When the clock clicked down to zero, Dash Maynard refreshed the page. The page was simple. There were two yellow boxes. One was marked: VIDEOS-UPLOAD, the other: SPECIAL FOLDER-UPLOAD.

Under them, the instructions said:

Click both links. We will not communicate with you until the videos start uploading.



Whoever was behind this, Wilde said, was good. No negotiation, no back-and-forth.

Dash let loose a long breath. Delia placed a comforting, familiar hand on his shoulder.

“Here goes,” Dash said.

He clicked first the special folder button, then the videos one. The files began to upload. A minute passed. Then another. Finally, a new icon appeared. An envelope. Dash moved the cursor over it and clicked it.

We will need to review the files.

If you did as we requested, your son will be returned to you tomorrow at exactly noon. We will contact you with his location.



Delia’s eyes filled with tears. “At noon?”

Dash took his wife’s hand.

“Our son has to spend another night with these people?”

“He’ll be okay,” Dash said. “We’ve done all we can.”

“Have we?” Delia asked.

Silence.

Dash turned toward Wilde and Hester. “What do we do now?”

“If you still don’t want to go to the authorities—” Hester began.

“We don’t.”

Hester shrugged. “Then I guess we wait.”

*



When they were back outside, Hester said to Wilde, “We aren’t going to wait, are we?”

“I’m not sure what we can do.”

“Are you going to hang here?” Hester asked.

“If I’m not on the grounds, I’ll be close by.”

“Same,” Hester said. “I may go out and grab a bite to eat, if that’s okay.”

“Of course it’s okay.”

Hester started to wring her hands together, twisting the rings on her fingers. For the first time, Wilde noticed that she was no longer wearing her wedding band. Had she been six years ago? He couldn’t remember.

“With Oren Carmichael,” she added.

Hester Crimstein blushed. She actually blushed.

“Second date in two nights,” Wilde said.

“Yes.”

“Yippee.”

“Don’t be a wiseass.”

“If you don’t want to sleep at Laila’s, maybe you can sleep at Oren’s.”

“Stop that.” Her blush deepened. “I’m not a hussy, you know.”

Wilde smiled. It felt nice to be normal, even if only for a few seconds. “Go to dinner,” he said. “Enjoy.”

“He’s a nice man,” she said. “Oren, I mean.”

“And he’s a hunk with broad shoulders.”

“Is he? I barely noticed.”

“Go, Hester.”

“You’ll call if there are any changes?”

“I will.”

“Wilde?”

He turned.

“There’s been no one since Ira.”

“Then it’s about time,” Wilde said.

*



Tony’s Pizza and Sub looked exactly like its name.
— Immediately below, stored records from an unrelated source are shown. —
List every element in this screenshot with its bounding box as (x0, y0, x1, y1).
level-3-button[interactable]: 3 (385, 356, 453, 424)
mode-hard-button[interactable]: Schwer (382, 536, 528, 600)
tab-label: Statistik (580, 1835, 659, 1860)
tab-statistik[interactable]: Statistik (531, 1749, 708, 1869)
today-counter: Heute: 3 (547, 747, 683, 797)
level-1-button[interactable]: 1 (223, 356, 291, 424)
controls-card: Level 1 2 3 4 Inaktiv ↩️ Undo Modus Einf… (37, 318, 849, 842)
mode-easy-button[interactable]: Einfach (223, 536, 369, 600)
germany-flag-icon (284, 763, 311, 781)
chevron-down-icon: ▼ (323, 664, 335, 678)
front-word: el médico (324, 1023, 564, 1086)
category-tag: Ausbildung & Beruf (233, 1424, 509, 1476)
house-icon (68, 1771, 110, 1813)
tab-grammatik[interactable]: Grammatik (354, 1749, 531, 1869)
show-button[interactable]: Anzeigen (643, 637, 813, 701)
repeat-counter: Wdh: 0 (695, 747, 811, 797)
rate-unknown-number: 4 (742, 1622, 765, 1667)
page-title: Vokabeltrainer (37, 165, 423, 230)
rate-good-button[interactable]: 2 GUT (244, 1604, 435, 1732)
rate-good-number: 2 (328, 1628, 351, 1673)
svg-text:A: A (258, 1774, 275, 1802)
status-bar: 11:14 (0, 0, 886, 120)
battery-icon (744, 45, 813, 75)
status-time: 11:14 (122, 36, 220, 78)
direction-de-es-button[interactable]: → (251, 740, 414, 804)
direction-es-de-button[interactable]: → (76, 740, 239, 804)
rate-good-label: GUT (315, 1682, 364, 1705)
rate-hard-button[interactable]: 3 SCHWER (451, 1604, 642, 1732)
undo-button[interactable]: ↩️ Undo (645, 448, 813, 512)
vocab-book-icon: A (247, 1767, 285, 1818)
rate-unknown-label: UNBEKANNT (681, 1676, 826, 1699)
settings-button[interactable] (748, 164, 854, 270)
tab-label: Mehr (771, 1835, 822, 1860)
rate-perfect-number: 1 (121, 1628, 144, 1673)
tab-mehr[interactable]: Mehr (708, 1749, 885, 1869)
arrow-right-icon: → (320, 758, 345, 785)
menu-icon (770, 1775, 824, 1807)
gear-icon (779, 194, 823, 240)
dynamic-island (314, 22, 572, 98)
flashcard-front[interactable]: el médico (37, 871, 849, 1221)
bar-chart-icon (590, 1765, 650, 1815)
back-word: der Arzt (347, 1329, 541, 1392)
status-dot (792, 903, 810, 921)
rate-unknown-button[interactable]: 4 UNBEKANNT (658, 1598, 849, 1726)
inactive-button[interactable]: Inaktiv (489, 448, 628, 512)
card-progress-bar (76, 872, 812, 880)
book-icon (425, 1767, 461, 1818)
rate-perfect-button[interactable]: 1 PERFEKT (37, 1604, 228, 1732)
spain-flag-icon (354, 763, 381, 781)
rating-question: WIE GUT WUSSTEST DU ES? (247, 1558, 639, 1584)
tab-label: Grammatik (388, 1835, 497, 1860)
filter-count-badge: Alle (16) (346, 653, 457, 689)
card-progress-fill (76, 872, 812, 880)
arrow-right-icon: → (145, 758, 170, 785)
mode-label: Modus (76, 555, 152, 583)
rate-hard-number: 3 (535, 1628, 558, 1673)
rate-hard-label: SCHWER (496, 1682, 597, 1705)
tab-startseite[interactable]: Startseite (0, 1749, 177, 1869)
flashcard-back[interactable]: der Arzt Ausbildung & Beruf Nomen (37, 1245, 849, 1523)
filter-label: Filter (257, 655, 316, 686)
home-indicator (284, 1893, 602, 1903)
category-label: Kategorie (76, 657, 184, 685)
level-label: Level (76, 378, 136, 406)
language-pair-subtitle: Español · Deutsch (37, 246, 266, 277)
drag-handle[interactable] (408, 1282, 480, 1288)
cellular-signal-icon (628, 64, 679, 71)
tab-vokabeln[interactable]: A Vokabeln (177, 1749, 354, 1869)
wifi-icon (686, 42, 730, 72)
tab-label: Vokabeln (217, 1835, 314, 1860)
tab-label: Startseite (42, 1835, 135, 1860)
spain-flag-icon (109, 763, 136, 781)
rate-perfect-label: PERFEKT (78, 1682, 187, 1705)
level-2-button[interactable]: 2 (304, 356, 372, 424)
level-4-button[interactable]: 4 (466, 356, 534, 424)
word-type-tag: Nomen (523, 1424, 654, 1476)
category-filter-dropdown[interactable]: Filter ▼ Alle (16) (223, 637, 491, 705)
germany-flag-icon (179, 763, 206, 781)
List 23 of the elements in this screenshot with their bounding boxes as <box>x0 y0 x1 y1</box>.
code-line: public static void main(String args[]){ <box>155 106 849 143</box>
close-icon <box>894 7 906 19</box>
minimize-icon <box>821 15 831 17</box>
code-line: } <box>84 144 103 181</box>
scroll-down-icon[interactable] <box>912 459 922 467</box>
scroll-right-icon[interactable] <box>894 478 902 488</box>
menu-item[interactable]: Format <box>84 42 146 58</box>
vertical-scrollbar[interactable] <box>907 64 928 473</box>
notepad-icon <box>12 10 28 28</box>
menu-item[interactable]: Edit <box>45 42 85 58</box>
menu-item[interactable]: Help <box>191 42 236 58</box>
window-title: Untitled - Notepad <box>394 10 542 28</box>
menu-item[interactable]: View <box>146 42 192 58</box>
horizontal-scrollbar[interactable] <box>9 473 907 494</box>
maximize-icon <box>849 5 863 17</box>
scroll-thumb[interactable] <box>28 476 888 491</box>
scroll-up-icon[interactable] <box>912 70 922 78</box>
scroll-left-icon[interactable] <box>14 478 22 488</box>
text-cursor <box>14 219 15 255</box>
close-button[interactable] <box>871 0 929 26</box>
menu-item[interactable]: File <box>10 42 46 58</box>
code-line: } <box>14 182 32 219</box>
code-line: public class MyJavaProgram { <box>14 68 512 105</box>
There was a counter with two guys in white aprons flipping pizzas. There was a letter-board menu above their heads for walk-ins who didn’t want table service or, if you took a booth, a waitress, always a local high school girl, handed you a menu that was both laminated and sticky. The tablecloth, no surprise, was checkered red. Each table was cluttered with a napkin dispenser, an assortment of shakers for parmesan and oregano and the like, and a half-burned candle jammed into the top of an empty Chianti bottle. A television that hung from the ceiling played either sports or the news. Right now, it was playing Hester’s very own network.